Rodney O. Martin Jr., chairman and CEO of ING U.S., said Thursday he was encouraged by the response to the firm’s IPO, with investors showing “a strong commitment to our story.”
In an interview, Mr. Martin said he was pleased with the stock market reaction. Priced at $19.50 a share, the stock rose nearly 7% and closed at $20.84.
By 2014, the company will be renamed Voya Financial, and all of its products will be rebranded under the Voya name.
The IPO represents about 65.2 million shares, reducing the stake held by the company’s parent, the Dutch financial giant ING Group, to 75%.
Mr. Martin said ING Group will sell at least another 25% by the end of 2014, and sell its remaining shares by 2016.
The ING U.S. underwriters initially had priced the IPO in the range of $21 to $24 a share, indicating it could have raised as much as $1.5 billion instead of the approximately $1.3 billion at Thursday’s opening price.
“The pricing of a transaction of this size is more art than science,” Mr. Martin said.

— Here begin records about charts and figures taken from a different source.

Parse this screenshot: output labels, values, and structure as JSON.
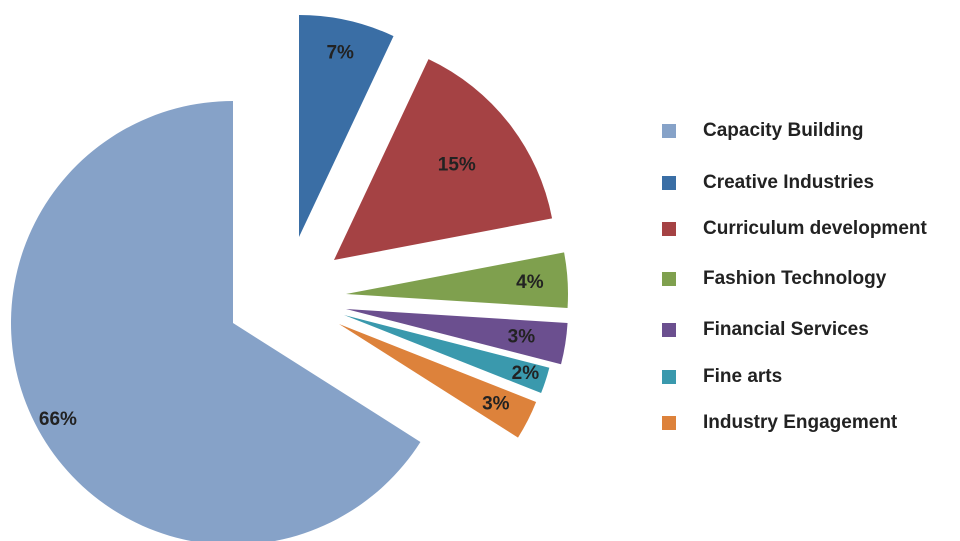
{
  "chart_data": {
    "type": "pie",
    "title": "",
    "legend_position": "right",
    "exploded": true,
    "slices": [
      {
        "name": "Capacity Building",
        "value": 66,
        "label": "66%",
        "color": "#86a2c8"
      },
      {
        "name": "Creative Industries",
        "value": 7,
        "label": "7%",
        "color": "#3a6ea5"
      },
      {
        "name": "Curriculum development",
        "value": 15,
        "label": "15%",
        "color": "#a54244"
      },
      {
        "name": "Fashion Technology",
        "value": 4,
        "label": "4%",
        "color": "#7fa04e"
      },
      {
        "name": "Financial Services",
        "value": 3,
        "label": "3%",
        "color": "#6b4f8f"
      },
      {
        "name": "Fine arts",
        "value": 2,
        "label": "2%",
        "color": "#3a99ad"
      },
      {
        "name": "Industry Engagement",
        "value": 3,
        "label": "3%",
        "color": "#dd823b"
      }
    ]
  }
}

The spinoff of ING U.S. will enhance its strategy of promoting retirement readiness, helping consumers with “asset accumulation, protection and distribution,” Mr. Martin said.

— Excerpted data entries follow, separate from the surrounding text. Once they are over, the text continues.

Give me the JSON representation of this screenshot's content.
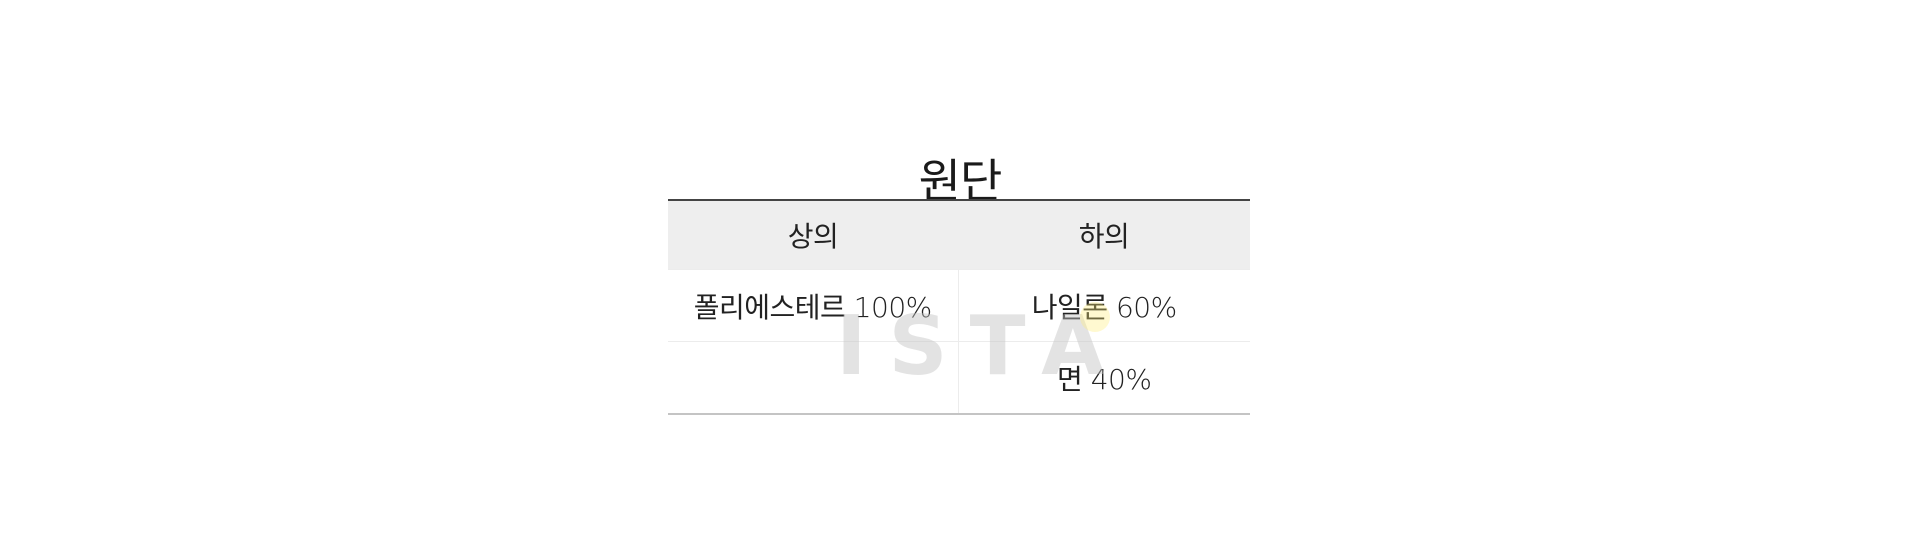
{
  "title": "원단",
  "table": {
    "headers": [
      "상의",
      "하의"
    ],
    "rows": [
      [
        "폴리에스테르 100%",
        "나일론 60%"
      ],
      [
        "",
        "면 40%"
      ]
    ]
  },
  "watermark": {
    "text": "ISTA",
    "color": "#c3c3c3",
    "accent_color": "#ffee78"
  }
}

For the year ended Dec. 31, ING U.S. had pre-tax earnings of $1.1 billion, of which 74% came from its retirement and investment businesses, he said.
According to Pension & Investments’ survey of DC plan record keepers, ING U.S. was the fifth largest in assets, second largest in number of sponsors and third largest in number of participants as of Sept. 30, 2012.